L’avenir « des années collège » dans les quartiers sensibles n’est évidemment pas écrit. Il doit aujourd’hui être écrit par l’ensemble des acteurs sociaux, pour éviter le statu quo susceptible de résulter d’un ensemble de décisions publiques et de situations de fait aboutissant à un « non choix », celui de l’absence de mixité sociale. En effet, les facteurs de fragilité se cumulent dans les quartiers sensibles. Ce sont des quartiers où l’on évite, autant que possible, d’habiter, et où la plupart des résidents considèrent que « réussir, c’est partir ». Cette situation crée un engrenage qui aboutit au regroupement de personnes en situation précaire. L’inversion de cette spirale nécessite des politiques amples, transversales et concentrées dans le temps : car c’est à la fois la réalité et l’image du quartier qu’il faut faire évoluer. Engager une réflexion sur nos représentations de ces quartiers est essentiel, afin de redonner confiance à toute une partie de notre jeunesse. Il faut envisager tous les facteurs simultanément, recréer une convivialité, une douceur de vivre urbaine et un goût pour le vivre ensemble.
De ce fait, la mixité des populations est une résultante et, par conséquent, un objectif prioritaire qui doit être porté par tous. La réflexion prospective présentée dans ce rapport puise ses racines dans l’évolution récente des quartiers et dans les observations faites sur le terrain. Malgré les incertitudes inhérentes à tout exercice de prospective, cette étude permet de tirer quelques conclusions dont on
peut espérer qu’elles se déclineront dans des choix collectifs. Il est probable qu’aucun des scenarii proposés dans ce rapport ne se réalisera à l’échelle de la France car la situation des quartiers sensibles est trop hétérogène pour conduire à un scenario unique. Mais il est possible aussi que tous ces scenarios se produisent à un moment quelconque, du pire au plus positif selon l’évolution des
quartiers et de leur peuplement. Des lignes de fracture apparaîtraient alors entre des quartiers « tirés vers le haut » par la rénovation urbaine et le développement d’activités économiques, et des quartiers qui, au contraire, s’enfonceraient dans les difficultés.
Tout l’enjeu est d’éviter :
– que l’évolution favorable de certains quartiers ne se fasse au détriment d’autres qui seraient alors durablement marginalisés.
– Le travail sur les variables non quantitatives a permis de mettre en lumière l’importance, pour éviter le « scénario du pire », de certains choix de société portant plus sur des valeurs que sur des engagements budgétaires : changement des regards mutuels, prise en compte du rapport à la double culture et à la pratique religieuse, conduite d’un travail de mémoire, encouragement aux femmes et aux jeunes adolescentes dans leurs difficultés d’émancipation, intérêt de susciter chez les jeunes collégiens le désir de connaître et de découvrir.
– Traiter les « années collège », c’est aussi aborder le jeune adolescent, non seulement comme un écolier, mais aussi comme un être humain dans sa globalité.
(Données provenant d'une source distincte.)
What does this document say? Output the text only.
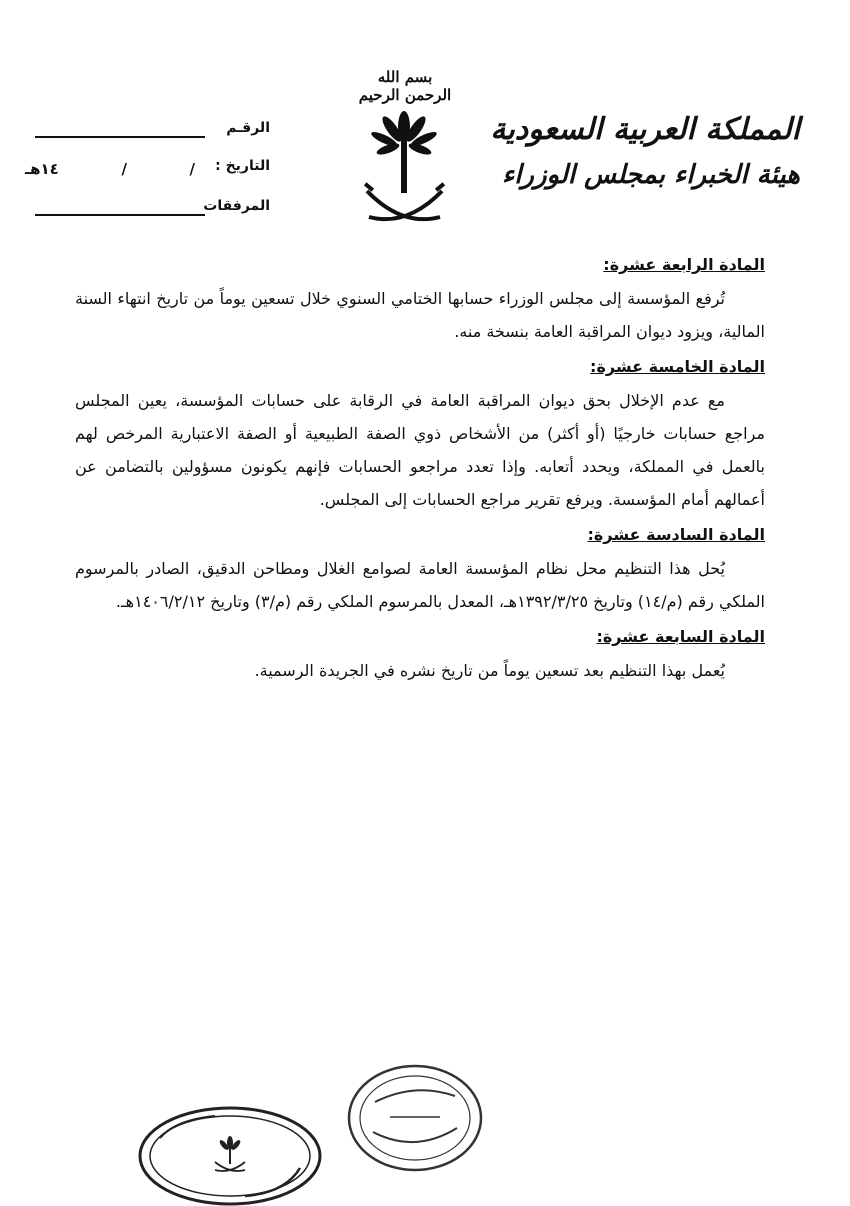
بسم الله الرحمن الرحيم
المملكة العربية السعودية
هيئة الخبراء بمجلس الوزراء
الرقـم
التاريخ :
/
/
١٤هـ
المرفقات

المادة الرابعة عشرة:

تُرفع المؤسسة إلى مجلس الوزراء حسابها الختامي السنوي خلال تسعين يوماً من تاريخ انتهاء السنة المالية، ويزود ديوان المراقبة العامة بنسخة منه.

المادة الخامسة عشرة:

مع عدم الإخلال بحق ديوان المراقبة العامة في الرقابة على حسابات المؤسسة، يعين المجلس مراجع حسابات خارجيًا (أو أكثر) من الأشخاص ذوي الصفة الطبيعية أو الصفة الاعتبارية المرخص لهم بالعمل في المملكة، ويحدد أتعابه. وإذا تعدد مراجعو الحسابات فإنهم يكونون مسؤولين بالتضامن عن أعمالهم أمام المؤسسة. ويرفع تقرير مراجع الحسابات إلى المجلس.

المادة السادسة عشرة:

يُحل هذا التنظيم محل نظام المؤسسة العامة لصوامع الغلال ومطاحن الدقيق، الصادر بالمرسوم الملكي رقم (م/١٤) وتاريخ ١٣٩٢/٣/٢٥هـ، المعدل بالمرسوم الملكي رقم (م/٣) وتاريخ ١٤٠٦/٢/١٢هـ.

المادة السابعة عشرة:

يُعمل بهذا التنظيم بعد تسعين يوماً من تاريخ نشره في الجريدة الرسمية.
Soumis à la « déferlante hormonale », le collégien est dans le même temps confronté à la dure réalité du monde des adultes, du monde du travail et singulièrement du chômage, des relations sociales – et du rapport de force. L’accompagnement de ses premiers pas dans la société n’exige pas nécessairement un soutien qui se traduirait dans des engagements financiers ; c’est surtout une écoute généreuse et confiante qu’il lui faut.
– Dernier bastion de la République dans certains quartiers, le collège joue un rôle déterminant dans la construction du projet personnel de la nouvelle jeunesse française. Mais l’enseignement dispensé à cette jeunesse ne peut se contenter de méthodes qui souffrent d’une forme d’inadaptation aux réalités de la société Internet et de la révolution cognitive. La multiplication des sources d’information et le développement des réseaux sociaux nécessitent une réflexion sur l’adaptation des méthodes d’apprentissage et ce d’autant que ces nouvelles technologies suscitent l’enthousiasme des jeunes, ce qui en fait un levier d’action potentiellement très efficace.
Au total, cette mission au contact des jeunes des quartiers de rénovation urbaine, au contact de leurs parents, des professeurs, des éducateurs, des acteurs de la ville, des élus locaux, des historiens, sociologues, démographes et philosophes montre l’urgence de changer de regard sur le désarroi des populations fragilisées des banlieues défavorisées de la France. Alors que tout peut basculer à tout moment dans un sens ou dans un autre, il faut ouvrir simultanément tous les chantiers, des plus matériels aux plus intemporels pour redresser un univers aujourd’hui à la dérive.